My desktop runs XP SP1 and I have installed just about every malware tool I
can get my hands on. Whenever I do something that causes an alert(s) 1) I
pay attention because I see what anti-malware program is alerting 2) it
usually gives me options, usually details 3) usually I become used to the
kinds of alerts from different tools and can easily click on an appropriate
intention, and often there is no action required as it is just an alert. I
know what to expect.

My laptop has Vista. UAC just keeps bugging me about unexpected things and I
just offhandedly click "continue" as I'll bet most people do.

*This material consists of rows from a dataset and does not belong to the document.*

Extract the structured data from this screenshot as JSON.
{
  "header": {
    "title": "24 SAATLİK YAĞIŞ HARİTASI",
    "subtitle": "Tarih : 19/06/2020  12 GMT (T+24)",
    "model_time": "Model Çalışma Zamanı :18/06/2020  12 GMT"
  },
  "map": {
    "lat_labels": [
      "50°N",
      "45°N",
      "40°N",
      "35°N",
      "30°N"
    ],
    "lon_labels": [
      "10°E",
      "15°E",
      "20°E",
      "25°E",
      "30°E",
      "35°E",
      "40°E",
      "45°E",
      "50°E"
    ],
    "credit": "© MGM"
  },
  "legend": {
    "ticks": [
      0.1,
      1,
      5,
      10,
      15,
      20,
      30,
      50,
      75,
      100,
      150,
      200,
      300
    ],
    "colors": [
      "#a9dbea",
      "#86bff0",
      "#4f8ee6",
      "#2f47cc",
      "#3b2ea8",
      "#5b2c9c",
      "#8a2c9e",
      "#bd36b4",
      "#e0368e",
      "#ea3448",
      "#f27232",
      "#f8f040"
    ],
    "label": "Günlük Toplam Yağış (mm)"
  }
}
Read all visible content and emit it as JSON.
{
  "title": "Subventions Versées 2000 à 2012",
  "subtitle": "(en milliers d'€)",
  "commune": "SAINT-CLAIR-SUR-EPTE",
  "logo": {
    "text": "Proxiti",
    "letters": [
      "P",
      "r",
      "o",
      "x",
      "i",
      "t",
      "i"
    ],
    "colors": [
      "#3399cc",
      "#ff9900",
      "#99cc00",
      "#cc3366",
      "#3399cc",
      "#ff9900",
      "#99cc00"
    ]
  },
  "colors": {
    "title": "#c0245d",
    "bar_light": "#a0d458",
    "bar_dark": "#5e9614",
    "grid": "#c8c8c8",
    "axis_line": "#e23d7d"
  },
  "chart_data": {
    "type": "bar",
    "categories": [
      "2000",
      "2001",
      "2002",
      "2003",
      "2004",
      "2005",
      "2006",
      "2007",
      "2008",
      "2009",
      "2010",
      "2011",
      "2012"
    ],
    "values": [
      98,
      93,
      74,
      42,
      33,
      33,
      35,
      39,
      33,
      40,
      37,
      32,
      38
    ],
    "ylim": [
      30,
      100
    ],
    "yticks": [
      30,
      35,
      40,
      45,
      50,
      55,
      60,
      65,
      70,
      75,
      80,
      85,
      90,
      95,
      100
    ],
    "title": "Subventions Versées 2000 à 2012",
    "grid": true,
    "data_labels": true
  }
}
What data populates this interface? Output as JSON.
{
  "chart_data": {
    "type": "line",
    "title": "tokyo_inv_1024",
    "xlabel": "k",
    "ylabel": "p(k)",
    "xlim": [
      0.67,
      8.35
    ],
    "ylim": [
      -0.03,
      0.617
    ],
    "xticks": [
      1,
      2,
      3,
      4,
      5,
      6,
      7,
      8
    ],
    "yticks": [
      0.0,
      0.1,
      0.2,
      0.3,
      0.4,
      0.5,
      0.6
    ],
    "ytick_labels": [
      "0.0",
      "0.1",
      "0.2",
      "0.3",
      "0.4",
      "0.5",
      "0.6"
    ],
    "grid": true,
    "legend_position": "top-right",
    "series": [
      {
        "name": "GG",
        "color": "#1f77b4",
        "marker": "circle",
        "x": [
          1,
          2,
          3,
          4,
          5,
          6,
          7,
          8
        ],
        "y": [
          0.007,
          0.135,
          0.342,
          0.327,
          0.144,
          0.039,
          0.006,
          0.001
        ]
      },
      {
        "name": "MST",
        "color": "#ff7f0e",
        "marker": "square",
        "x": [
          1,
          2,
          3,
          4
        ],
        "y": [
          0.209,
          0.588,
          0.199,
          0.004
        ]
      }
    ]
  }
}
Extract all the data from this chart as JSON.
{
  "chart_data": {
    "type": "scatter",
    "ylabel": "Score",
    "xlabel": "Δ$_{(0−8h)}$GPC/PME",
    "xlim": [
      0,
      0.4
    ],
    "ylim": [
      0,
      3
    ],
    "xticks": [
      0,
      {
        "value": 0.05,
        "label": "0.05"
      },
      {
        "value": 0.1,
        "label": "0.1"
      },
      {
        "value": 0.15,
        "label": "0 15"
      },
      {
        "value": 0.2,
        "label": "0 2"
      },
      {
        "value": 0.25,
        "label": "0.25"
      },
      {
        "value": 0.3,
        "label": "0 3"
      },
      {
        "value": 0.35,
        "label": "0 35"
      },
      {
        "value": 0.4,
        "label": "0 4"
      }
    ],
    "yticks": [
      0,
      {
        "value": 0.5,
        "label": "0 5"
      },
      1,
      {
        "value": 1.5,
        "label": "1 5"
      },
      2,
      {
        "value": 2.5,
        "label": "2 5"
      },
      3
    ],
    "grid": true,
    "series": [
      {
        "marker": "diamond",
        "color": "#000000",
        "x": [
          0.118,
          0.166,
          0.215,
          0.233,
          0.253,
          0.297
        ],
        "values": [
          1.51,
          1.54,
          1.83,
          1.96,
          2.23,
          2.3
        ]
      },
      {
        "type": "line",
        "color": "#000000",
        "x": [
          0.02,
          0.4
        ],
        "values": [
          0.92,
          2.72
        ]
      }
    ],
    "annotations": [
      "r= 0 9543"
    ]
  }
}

So I am in the
process of installing the anti-malware I am used to so my laptop becomes
transparent to me as is my desktop, I can then turn off UAC, and I can then
focus on doing some work.

My question: Why couldn't MS have learned from some of the bread-and-butter
security apps and modeled UAC after them, or offer a package of them (fat
chance), or some such trustworthy approach, instead of conforming to their
proprietary policies without consideration for any intelligence on the part
of many of their users, i.e. offering intelligent options.? Any system that
requires four separate clicks to get online is written by somebody who
thinks I have all day to hang around the PC waiting to make the next click.
How could I expect that dufass to write UAC so I could use it and trust it
for protection (it is not a security app, but when it asks me to consider
whether or not I have made a safe choice by asking if I wish to continue it
pretends to be one).

Unlike many others I won't change my laptop to XP, I will just change the
security methods to operate the same way.

frogman

> I have Mac OS X machine and I can tell you for sure that I get prompted only
> once during multiple OS upgrades or any other installations. I am running
> as non-admin which is a default configuration. So, I am not sure were you
> are coming from with Apple has the feature disabled. As far as I am
> concerned Apple feature does the same and annoy me a lot less. Apple add
> is completely justified.

On my Mac I had to enable the prompting. For example, I could manage user
accounts by simply clicking on the little lock icon in the control panel. It
did not prompt me for anything.

There is no desktop separation between the prompts and the users desktop on
the Mac either. That means that a malicious program can trivially automate
the elevation process, or read the password you type.